The council also made the following committee, board and commission appointments and reappointments: Emily Whitaker, Gary Nicklason and Teresa Leshovsky, zoning commission; Sue Gray, parks; Rittgers, administration; Thompson, fire and liquor store; Johnson, public works; financial advisors/auditors Miller McDonald; city attorney Peloquin, Jensen Law Office; and building inspector Andy Sharpe with Township and Range LLC.
In other business, the council:
Approved paying half of the cost of a new computer and monitor that will be used by city maintenance supervisor Don Umthun. The total cost is $1,125 and the fire department will pay the other half since they will also be using the equipment.
Approved purchasing new buoys for the city beach for $142 each with money in the parks fund.
Heard from council member Sue Gray that GameTime will replace at no cost the freestanding piece of playground equipment that did not meet safety standards. The company will contact the city in April to let them know when this work will be done. A barricade will be put in place to keep people out of the area while work is in progress.
Veit reported that the sewer debt has been paid off, as approved by the council last month. The $20.60 from the utility bill that had been going to debt repayment will be put in the city’s water replacement fund.

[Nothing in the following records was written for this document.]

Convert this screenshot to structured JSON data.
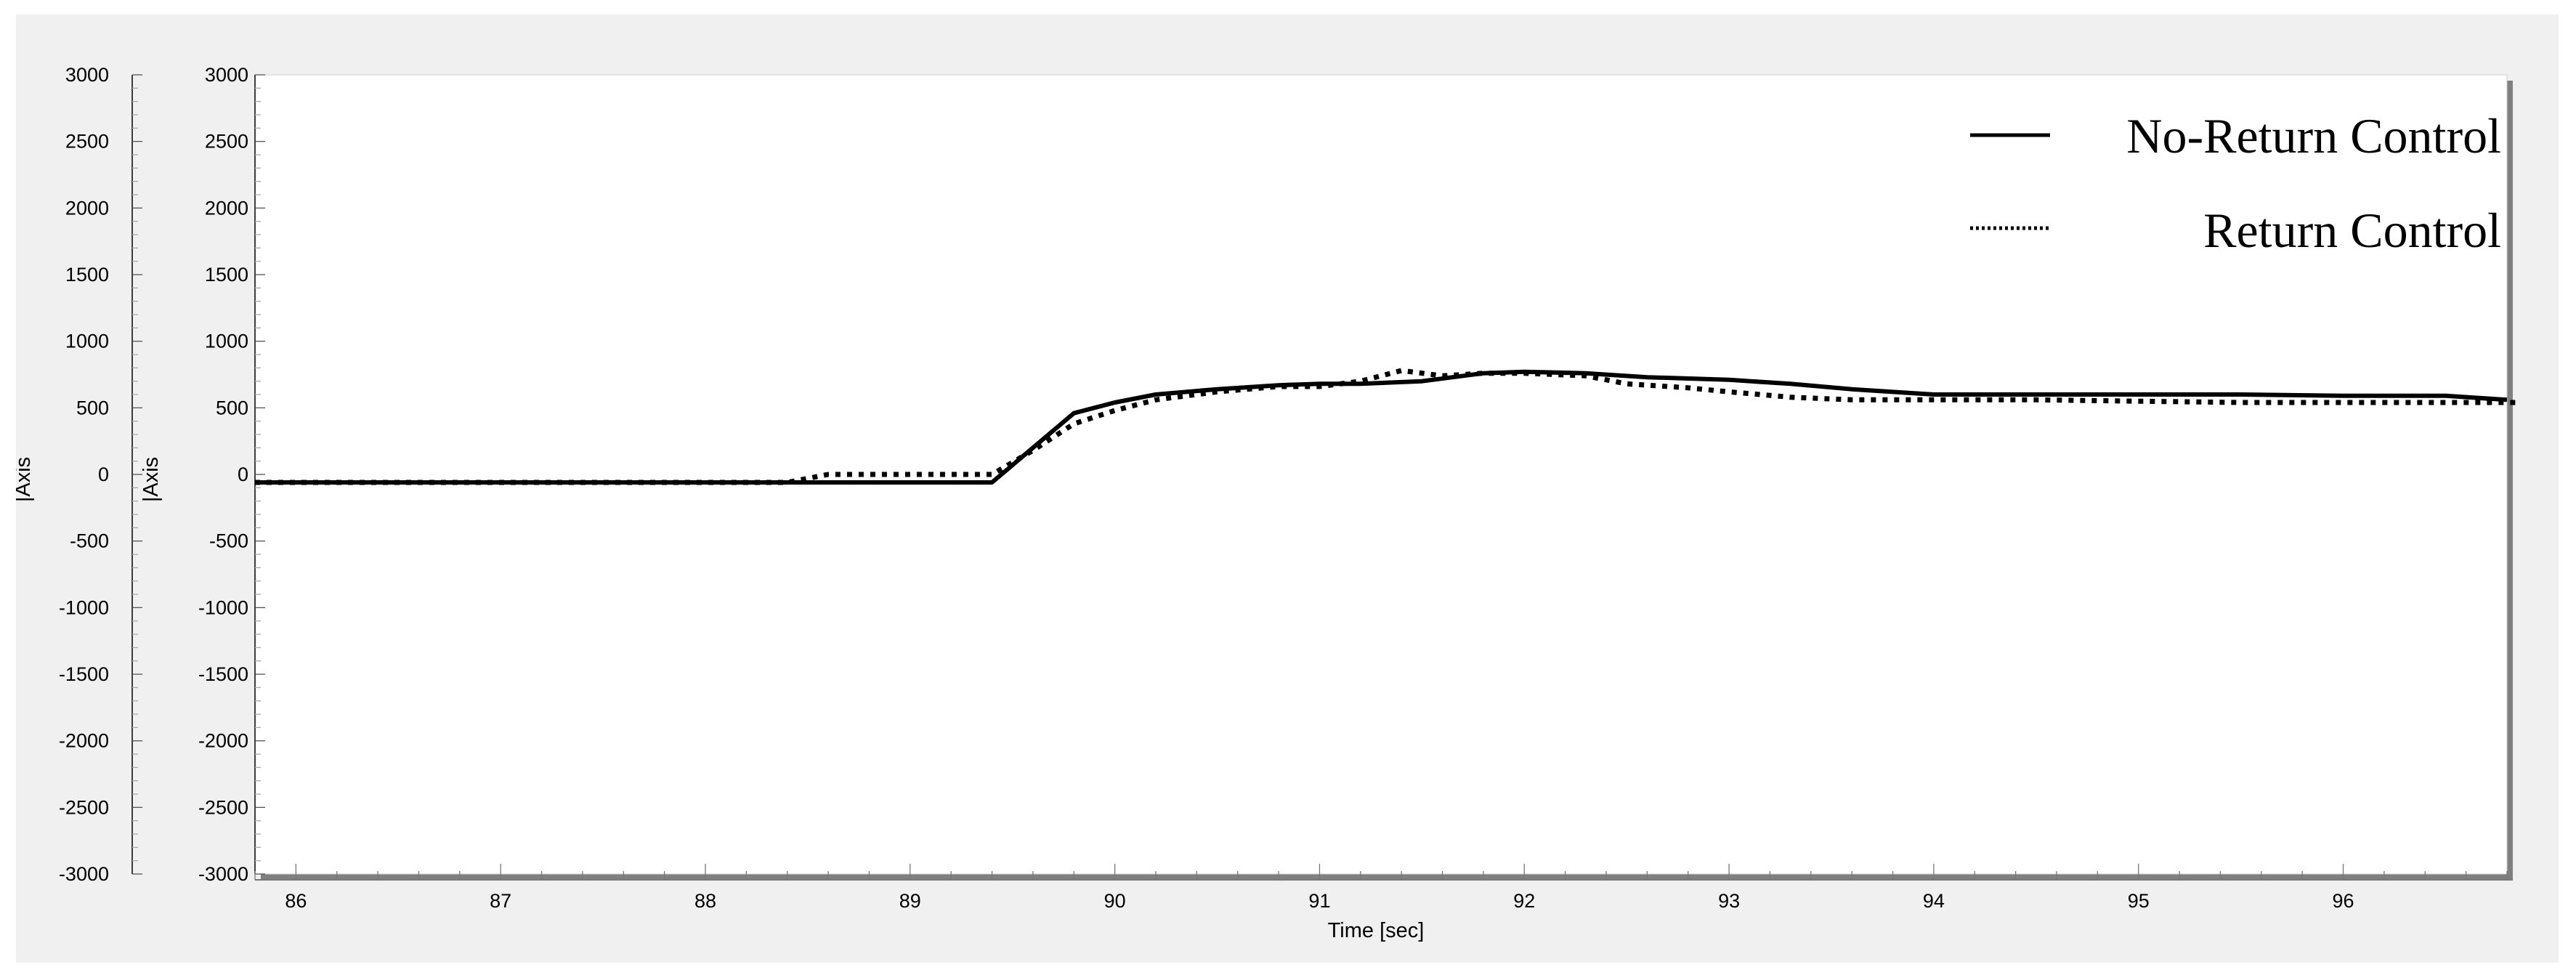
{
  "chart_data": {
    "type": "line",
    "xlabel": "Time [sec]",
    "ylabel": "|Axis",
    "y_axes": [
      {
        "label": "|Axis",
        "ticks": [
          3000,
          2500,
          2000,
          1500,
          1000,
          500,
          0,
          -500,
          -1000,
          -1500,
          -2000,
          -2500,
          -3000
        ]
      },
      {
        "label": "|Axis",
        "ticks": [
          3000,
          2500,
          2000,
          1500,
          1000,
          500,
          0,
          -500,
          -1000,
          -1500,
          -2000,
          -2500,
          -3000
        ]
      }
    ],
    "xlim": [
      85.8,
      96.8
    ],
    "ylim": [
      -3000,
      3000
    ],
    "x_ticks": [
      86,
      87,
      88,
      89,
      90,
      91,
      92,
      93,
      94,
      95,
      96
    ],
    "legend_position": "top-right",
    "series": [
      {
        "name": "No-Return Control",
        "style": "solid",
        "color": "#000000",
        "x": [
          85.8,
          86.5,
          87.5,
          88.5,
          89.0,
          89.4,
          89.6,
          89.8,
          90.0,
          90.2,
          90.5,
          90.8,
          91.0,
          91.2,
          91.5,
          91.8,
          92.0,
          92.3,
          92.6,
          93.0,
          93.3,
          93.6,
          94.0,
          94.5,
          95.0,
          95.5,
          96.0,
          96.5,
          96.8
        ],
        "y": [
          -60,
          -60,
          -60,
          -60,
          -60,
          -60,
          200,
          460,
          540,
          600,
          640,
          670,
          680,
          680,
          700,
          760,
          770,
          760,
          730,
          710,
          680,
          640,
          600,
          600,
          600,
          600,
          590,
          590,
          560
        ]
      },
      {
        "name": "Return Control",
        "style": "dotted",
        "color": "#000000",
        "x": [
          85.8,
          86.5,
          87.5,
          88.4,
          88.6,
          89.0,
          89.4,
          89.6,
          89.8,
          90.0,
          90.2,
          90.5,
          90.8,
          91.0,
          91.2,
          91.4,
          91.6,
          91.8,
          92.0,
          92.3,
          92.5,
          92.8,
          93.0,
          93.3,
          93.6,
          94.0,
          94.5,
          95.0,
          95.5,
          96.0,
          96.5,
          96.85
        ],
        "y": [
          -60,
          -60,
          -60,
          -60,
          0,
          0,
          0,
          180,
          380,
          480,
          560,
          620,
          660,
          660,
          700,
          780,
          740,
          760,
          760,
          740,
          680,
          650,
          620,
          580,
          560,
          560,
          560,
          550,
          540,
          540,
          540,
          540
        ]
      }
    ]
  }
}
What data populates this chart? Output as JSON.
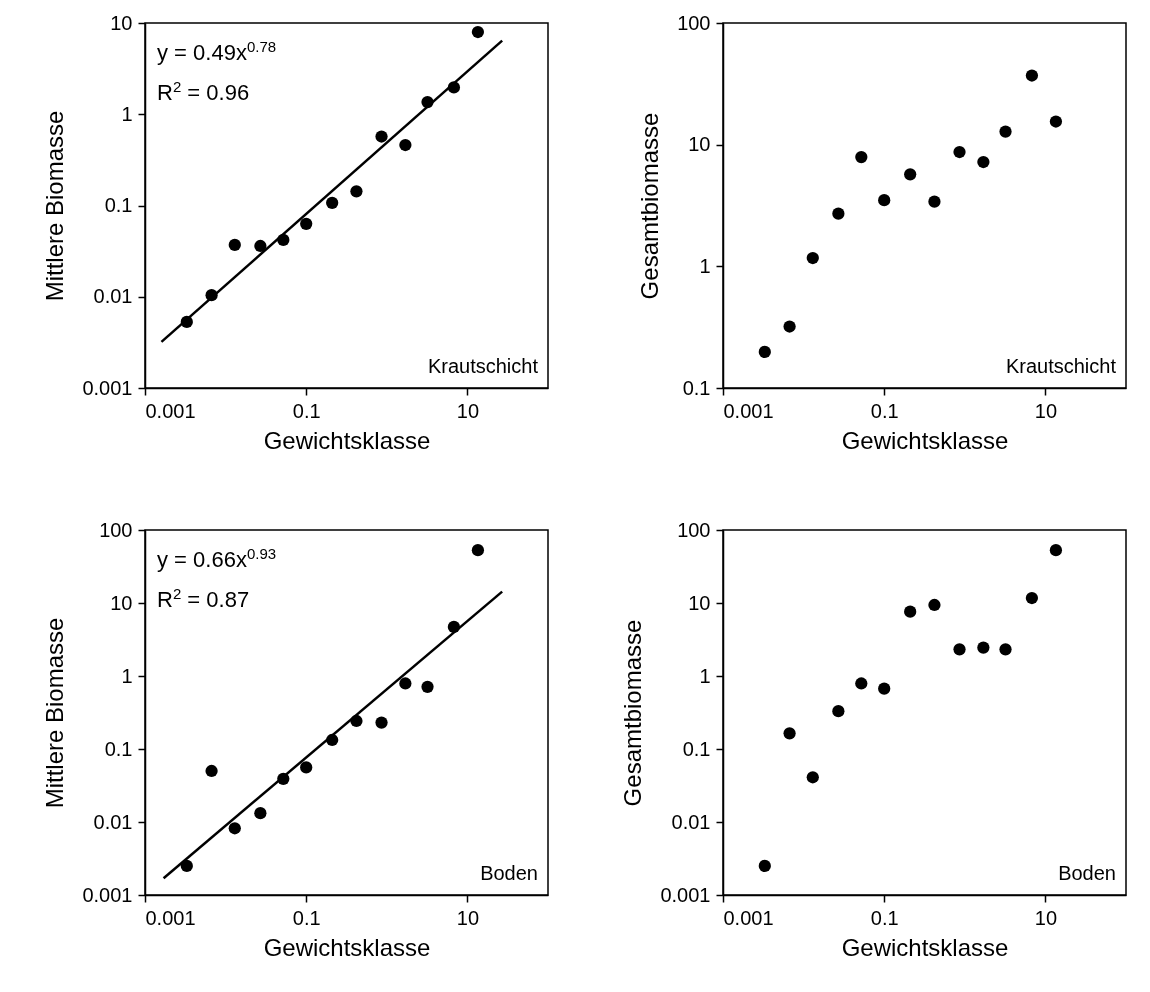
{
  "chart_data": [
    {
      "type": "scatter",
      "xlabel": "Gewichtsklasse",
      "ylabel": "Mittlere Biomasse",
      "log": "xy",
      "xlim": [
        0.001,
        100
      ],
      "xticks": [
        0.001,
        0.1,
        10
      ],
      "ylim": [
        0.001,
        10
      ],
      "yticks": [
        0.001,
        0.01,
        0.1,
        1,
        10
      ],
      "annotations": [
        "y = 0.49x$^{0.78}$",
        "R$^{2}$ = 0.96",
        "Krautschicht"
      ],
      "series": [
        {
          "marker": "circle",
          "color": "#000000",
          "x": [
            0.0033,
            0.0067,
            0.013,
            0.027,
            0.052,
            0.1,
            0.21,
            0.42,
            0.86,
            1.7,
            3.2,
            6.8,
            13.5
          ],
          "values": [
            0.0053,
            0.0104,
            0.037,
            0.036,
            0.042,
            0.063,
            0.107,
            0.143,
            0.57,
            0.46,
            1.36,
            1.97,
            7.96
          ]
        },
        {
          "type": "line",
          "color": "#000000",
          "x": [
            0.0016,
            27
          ],
          "values": [
            0.0032,
            6.4
          ]
        }
      ]
    },
    {
      "type": "scatter",
      "xlabel": "Gewichtsklasse",
      "ylabel": "Gesamtbiomasse",
      "log": "xy",
      "marker": "circle",
      "xlim": [
        0.001,
        100
      ],
      "xticks": [
        0.001,
        0.1,
        10
      ],
      "ylim": [
        0.1,
        100
      ],
      "yticks": [
        0.1,
        1,
        10,
        100
      ],
      "annotations": [
        "Krautschicht"
      ],
      "series": [
        {
          "color": "#000000",
          "x": [
            0.0033,
            0.0067,
            0.013,
            0.027,
            0.052,
            0.1,
            0.21,
            0.42,
            0.86,
            1.7,
            3.2,
            6.8,
            13.5
          ],
          "values": [
            0.198,
            0.32,
            1.17,
            2.71,
            7.9,
            3.5,
            5.7,
            3.4,
            8.7,
            7.2,
            12.8,
            37,
            15.5
          ]
        }
      ]
    },
    {
      "type": "scatter",
      "xlabel": "Gewichtsklasse",
      "ylabel": "Mittlere Biomasse",
      "log": "xy",
      "xlim": [
        0.001,
        100
      ],
      "xticks": [
        0.001,
        0.1,
        10
      ],
      "ylim": [
        0.001,
        100
      ],
      "yticks": [
        0.001,
        0.01,
        0.1,
        1,
        10,
        100
      ],
      "annotations": [
        "y = 0.66x$^{0.93}$",
        "R$^{2}$ = 0.87",
        "Boden"
      ],
      "series": [
        {
          "marker": "circle",
          "color": "#000000",
          "x": [
            0.0033,
            0.0067,
            0.013,
            0.027,
            0.052,
            0.1,
            0.21,
            0.42,
            0.86,
            1.7,
            3.2,
            6.8,
            13.5
          ],
          "values": [
            0.0025,
            0.05,
            0.0082,
            0.0132,
            0.039,
            0.056,
            0.133,
            0.242,
            0.23,
            0.79,
            0.71,
            4.7,
            53
          ]
        },
        {
          "type": "line",
          "color": "#000000",
          "x": [
            0.0017,
            27
          ],
          "values": [
            0.0017,
            14.3
          ]
        }
      ]
    },
    {
      "type": "scatter",
      "xlabel": "Gewichtsklasse",
      "ylabel": "Gesamtbiomasse",
      "log": "xy",
      "marker": "circle",
      "xlim": [
        0.001,
        100
      ],
      "xticks": [
        0.001,
        0.1,
        10
      ],
      "ylim": [
        0.001,
        100
      ],
      "yticks": [
        0.001,
        0.01,
        0.1,
        1,
        10,
        100
      ],
      "annotations": [
        "Boden"
      ],
      "series": [
        {
          "color": "#000000",
          "x": [
            0.0033,
            0.0067,
            0.013,
            0.027,
            0.052,
            0.1,
            0.21,
            0.42,
            0.86,
            1.7,
            3.2,
            6.8,
            13.5
          ],
          "values": [
            0.0025,
            0.164,
            0.041,
            0.33,
            0.79,
            0.67,
            7.6,
            9.4,
            2.32,
            2.45,
            2.32,
            11.7,
            53
          ]
        }
      ]
    }
  ]
}
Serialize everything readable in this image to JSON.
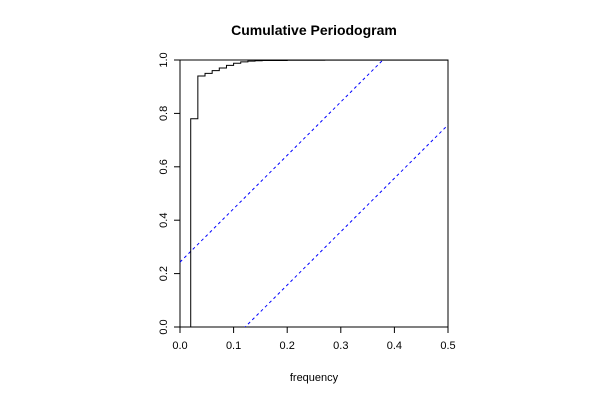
{
  "chart_data": {
    "type": "line",
    "title": "Cumulative Periodogram",
    "xlabel": "frequency",
    "ylabel": "",
    "xlim": [
      0,
      0.5
    ],
    "ylim": [
      0,
      1
    ],
    "x_ticks": [
      "0.0",
      "0.1",
      "0.2",
      "0.3",
      "0.4",
      "0.5"
    ],
    "y_ticks": [
      "0.0",
      "0.2",
      "0.4",
      "0.6",
      "0.8",
      "1.0"
    ],
    "grid": false,
    "series": [
      {
        "style": "step",
        "color": "#000000",
        "x": [
          0.02,
          0.0333,
          0.0467,
          0.06,
          0.0733,
          0.0867,
          0.1,
          0.1133,
          0.1267,
          0.14,
          0.1533,
          0.2,
          0.27,
          0.5
        ],
        "y": [
          0.78,
          0.94,
          0.95,
          0.96,
          0.97,
          0.98,
          0.988,
          0.993,
          0.996,
          0.997,
          0.998,
          0.999,
          0.9995,
          1.0
        ]
      }
    ],
    "confidence_bands": [
      {
        "color": "#0000ff",
        "dash": true,
        "x": [
          0,
          0.5
        ],
        "y": [
          0.243,
          1.243
        ]
      },
      {
        "color": "#0000ff",
        "dash": true,
        "x": [
          0,
          0.5
        ],
        "y": [
          -0.243,
          0.757
        ]
      }
    ]
  }
}
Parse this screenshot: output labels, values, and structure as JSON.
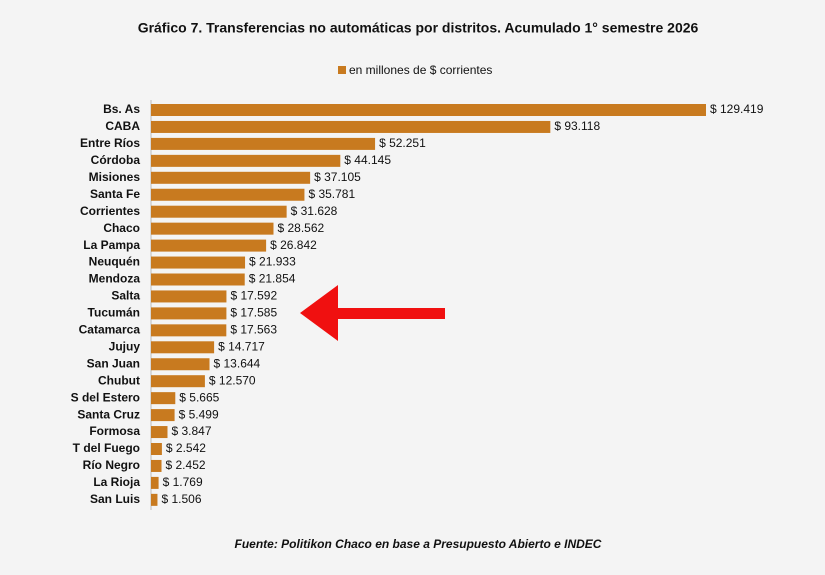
{
  "chart_data": {
    "type": "bar",
    "orientation": "horizontal",
    "title": "Gráfico 7. Transferencias no automáticas por distritos. Acumulado 1° semestre 2026",
    "legend": "en millones de $ corrientes",
    "source": "Fuente: Politikon Chaco en base a Presupuesto Abierto e INDEC",
    "color": "#c87a1f",
    "categories": [
      "Bs. As",
      "CABA",
      "Entre Ríos",
      "Córdoba",
      "Misiones",
      "Santa Fe",
      "Corrientes",
      "Chaco",
      "La Pampa",
      "Neuquén",
      "Mendoza",
      "Salta",
      "Tucumán",
      "Catamarca",
      "Jujuy",
      "San Juan",
      "Chubut",
      "S del Estero",
      "Santa Cruz",
      "Formosa",
      "T del Fuego",
      "Río Negro",
      "La Rioja",
      "San Luis"
    ],
    "values": [
      129419,
      93118,
      52251,
      44145,
      37105,
      35781,
      31628,
      28562,
      26842,
      21933,
      21854,
      17592,
      17585,
      17563,
      14717,
      13644,
      12570,
      5665,
      5499,
      3847,
      2542,
      2452,
      1769,
      1506
    ],
    "value_labels": [
      "$ 129.419",
      "$ 93.118",
      "$ 52.251",
      "$ 44.145",
      "$ 37.105",
      "$ 35.781",
      "$ 31.628",
      "$ 28.562",
      "$ 26.842",
      "$ 21.933",
      "$ 21.854",
      "$ 17.592",
      "$ 17.585",
      "$ 17.563",
      "$ 14.717",
      "$ 13.644",
      "$ 12.570",
      "$ 5.665",
      "$ 5.499",
      "$ 3.847",
      "$ 2.542",
      "$ 2.452",
      "$ 1.769",
      "$ 1.506"
    ]
  }
}
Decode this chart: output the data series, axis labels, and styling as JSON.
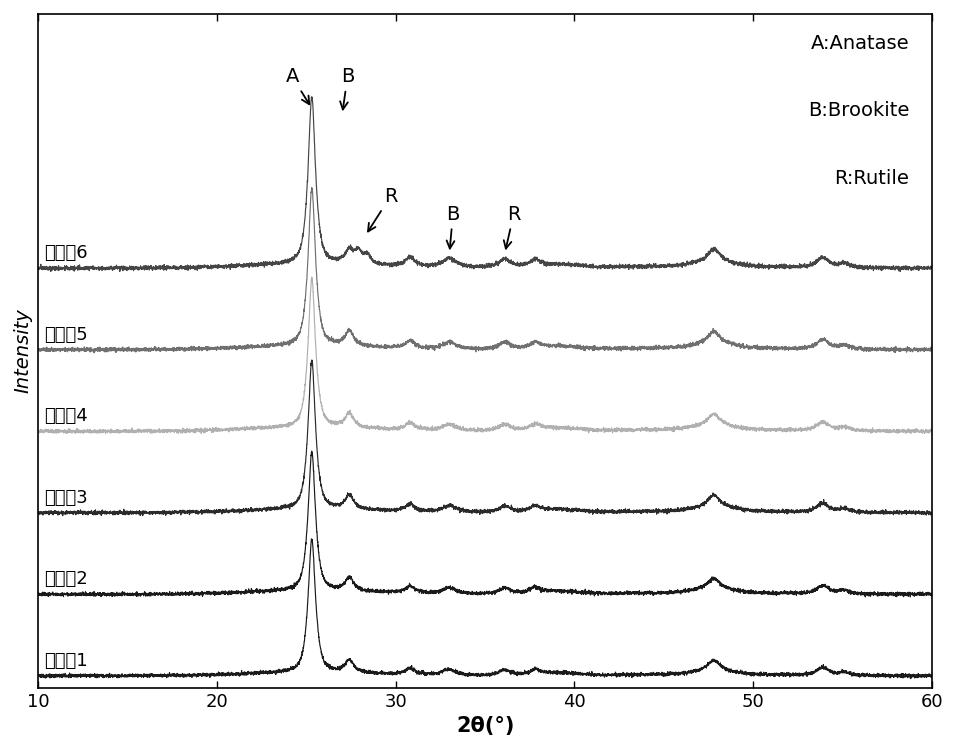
{
  "xlabel": "2θ(°)",
  "ylabel": "Intensity",
  "xlim": [
    10,
    60
  ],
  "x_ticks": [
    10,
    20,
    30,
    40,
    50,
    60
  ],
  "labels": [
    "实施例1",
    "实施例2",
    "实施例3",
    "实施例4",
    "实施例5",
    "实施例6"
  ],
  "line_colors": [
    "#1a1a1a",
    "#1a1a1a",
    "#2a2a2a",
    "#b0b0b0",
    "#707070",
    "#454545"
  ],
  "offsets": [
    0.0,
    0.55,
    1.1,
    1.65,
    2.2,
    2.75
  ],
  "legend_text": [
    "A:Anatase",
    "B:Brookite",
    "R:Rutile"
  ],
  "background_color": "white",
  "fig_width": 9.57,
  "fig_height": 7.5,
  "dpi": 100
}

Heard it has been too warm to flood the city ice rink, but an area for skaters has been plowed on Lake Belle Taine near the city beach.
Heard all staff are back at the municipal liquor store and the bar area has been rearranged to meet social-distancing guidelines. The mask mandate is being enforced and the air purification measures are in place.
Approved a request from Fire Chief Chris Norton for a basket to lift people out of the water in ice rescues, at a cost of $1,200. Norton said the department went on an ice rescue call on Dec. 25 and on a call to a garage that was on fire Jan. 1.
Heard some members of the fire department will be participating in ice water rescue training with the Hubbard County Sheriff’s Office on Jan. 16.
Heard the COVID-19 vaccine was offered to members of the Nevis Fire Department and a good number of them received the shot.
Heard that an arrest was made within 48 hours of a break-in at a business in Nevis.
The next regular council meeting will be at 6 p.m. Monday, Feb. 8 at city hall and on Zoom.